Find the Resource Group with your cluster in the portal.
The Automation Script renders a new template for you based on what the Resource Group contains at this point, it is an accumulation of all your changes up to this point of the resources in the group. Click download and you will get a .zip with both the template file and parameters.
You can now redeploy it using either PowerShell like this:
New-AzureRmResourceGroupDeployment
-Name "Update_admin_cert"
-TemplateFile .\template.json
-ResourceGroupName $resourceGroupName
-Mode Incremental
Note the Mode Incremental option, it simply patches whatever is already in your resource group with any new or overlapping definitions in the template your are deploying, so it is (in general) safe to run it on an existing resource group if you only want to change or add some detail for a resource.

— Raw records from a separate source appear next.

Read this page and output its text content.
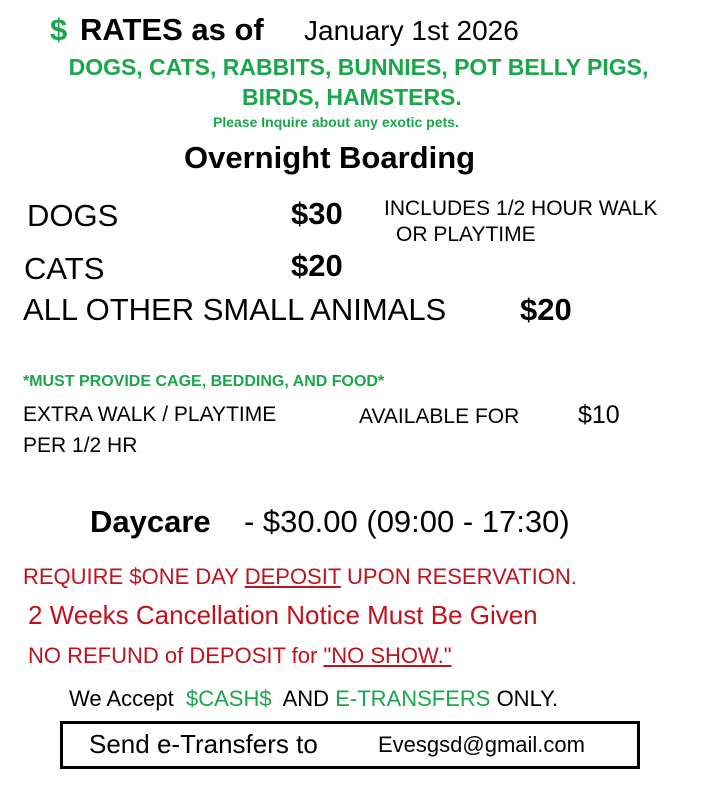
$ RATES as of January 1st 2026
DOGS, CATS, RABBITS, BUNNIES, POT BELLY PIGS,
BIRDS, HAMSTERS.
Please Inquire about any exotic pets.
Overnight Boarding
DOGS	$30 INCLUDES 1/2 HOUR WALK
OR PLAYTIME
CATS	$20
ALL OTHER SMALL ANIMALS $20
*MUST PROVIDE CAGE, BEDDING, AND FOOD*
EXTRA WALK / PLAYTIME	AVAILABLE FOR $10
PER 1/2 HR
Daycare - $30.00 (09:00 - 17:30)
REQUIRE $ONE DAY DEPOSIT UPON RESERVATION.
2 Weeks Cancellation Notice Must Be Given
NO REFUND of DEPOSIT for "NO SHOW."
We Accept $CASH$ AND E-TRANSFERS ONLY.
Send e-Transfers to	Evesgsd@gmail.com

Adding certificate to ApplicationManifest
Adding the certificate to your service is a matter of updating the manifest used for deploying the application/services. This documentation article outlines what you need. In short, add a EndpointBindingPolicy to the ServiceManifestImport in ApplicationManifest.xml and a certificate in the Certificates tag that references the thumbprint for your certificate:
<ServiceManifestImport>
<ServiceManifestRef ServiceManifestName="Stateful1Pkg" ServiceManifestVersion="1.0.0" />
<ConfigOverrides />
<Policies>
<EndpointBindingPolicy CertificateRef="TestCert1" EndpointRef="ServiceEndpoint3"/>
</Policies>
</ServiceManifestImport>
<Certificates>
<EndpointCertificate Name="TestCert1" X509FindValue="ABCDEF27174012740129FADBC232348324" X509StoreName="MY" />
</Certificates>
You can use the portal to generate an ARM template for an existing resource group. Click to the 'automation script' menu item. Then you click 'download'.
Then you can redeploy the resource of type 'Microsoft.Compute/virtualMachineScaleSets', with the certificate info in node 'virtualMachineProfile'. (delete the rest, remove the dependencies)
Note that you'll have to provide any parameter values, as they are not filled out automatically.
(I'd recommend using an ARM template to create the cluster to begin with though.)